Davacı vekili dava dilekçesinde; davalı ...'nün kardeşi, diğer davalı ...'in de Yümnü'nün eşi olduğunu, Diyarbakır ili Silvan ilçesi ... köyünde bulunan 167 ada 6 parsel, 168 ada 2 parsel, 171 ada 6 parsel ve 190 ada 1 parsel sayılı taşınmazların davacıya babasından intikal ettiğini, davacının Batman'da yaşaması nedeniyle taşınmazların davacının köyde ikamet eden kardeşleri tarafından kullanıldığını, davacıya babasından intikal eden taşınmazlara ilişkin çiftçilik desteği alınması amacıyla davalı ...'e vekaletname verilmesi yönündeki telkinler üzerine davalı ...'e vekaletname vermeyi kabul ettiğini ancak okuma yazma bilmemesinden faydalanılarak hem davalı ...'e hem de diğer davalı ...'ye vekaletname verdiğini, davalı ...'nün de vekalet görevini kötüye kullanarak bilgisi ve rızası dışında dava konusu taşınmazları diğer davalı eşine devrettiğini ileri sürerek dava konusu taşınmazların tapu kayıtlarının temlik edilen oranda iptali ile adına tesciline karar verilmesini talep etmiştir.

II.CEVAP

Davalılar vekili cevap dilekçesinde; dava konusu taşınmazların öncesinde davacıdan kiralandığını ve bu kapsamda bir kira sözleşmesi düzenlendiğini, daha sonra davalı ...'nün dava konusu taşınmazları davacı kız kardeşinden satın almak için başvurduğunu, tarafların anlaşması üzerine taşınmazların devri amacıyla söz konusu vekaletnamenin verildiğini, davalı ...'nün de satın aldığı taşınmazları vekaletname vasıtasıyla eşi ...'e devrettiğini, davacının vekaletnameyi kendi rızası ve tarafların satış konusunda anlaşması üzerine verdiğini, vekâletnamenin alınması sırasında herhangi bir zorlama, hile ve aldatma olmadığını, dava konusu taşınmazların satış bedelinin bir kısmının elden bir kısmının da banka hesabına ödendiğini, davalılara toplamda altı farklı parselin satışı için vekaletname verildiğini ancak davalıların bu vekaletname ile yalnızca satışı konusunda anlaşılan dört parseli temlik aldığını belirtip davanın reddine karar verilmesini talep etmiştir.

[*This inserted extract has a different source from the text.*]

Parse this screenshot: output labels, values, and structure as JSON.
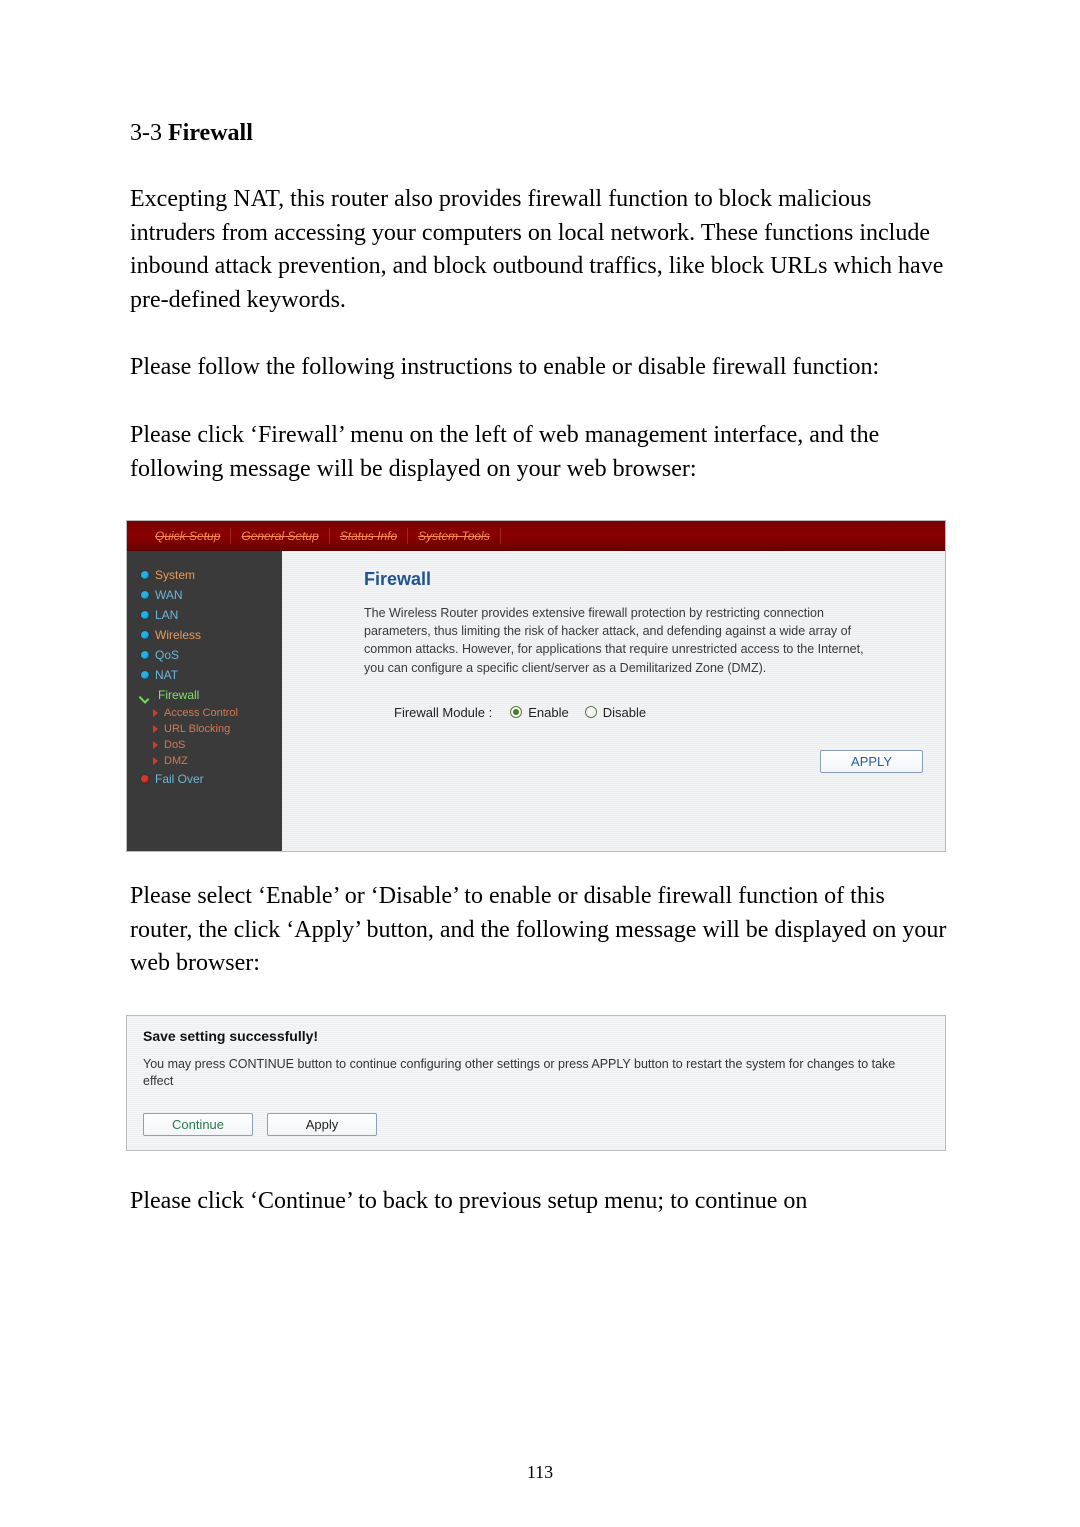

III. İLK DERECE MAHKEMESİ KARARI

İlk Derece Mahkemesinin yukarıda tarih ve sayısı belirtilen kararıyla; davacı tarafından verilen vekaletname ile vekilin dava konusu taşınmazları dilediği bedelle dilediği kimseye satış yapabileceği konusunda yetkili kılınmasının ona dürüstlük kuralını, sadakat ve özen borcunu göz ardı etmek suretiyle makul sayılacak ölçüler dışına çıkarak satış yapma hakkını vermeyeceği, dinlenen tanık beyanları ve toplanan delillere göre davacının dava konusu taşınmazları satması için bir sebebinin olmadığı, dava konusu taşınmazların satışında tapuda gösterilen bedel ile taşınmazın devir tarihindeki rayiç bedeli arasında yaklaşık 4 kat fark olduğu, gerçek değerinin çok altında yapılan satış sonrası satış bedelinin davacıya ödendiğinin de ispatlanamadığı, davalılar arasında vekalet görevinin kötüye kullanılması suretiyle satış işlemi yapıldığı belirtilerek davanın kabulüne karar verilmiştir.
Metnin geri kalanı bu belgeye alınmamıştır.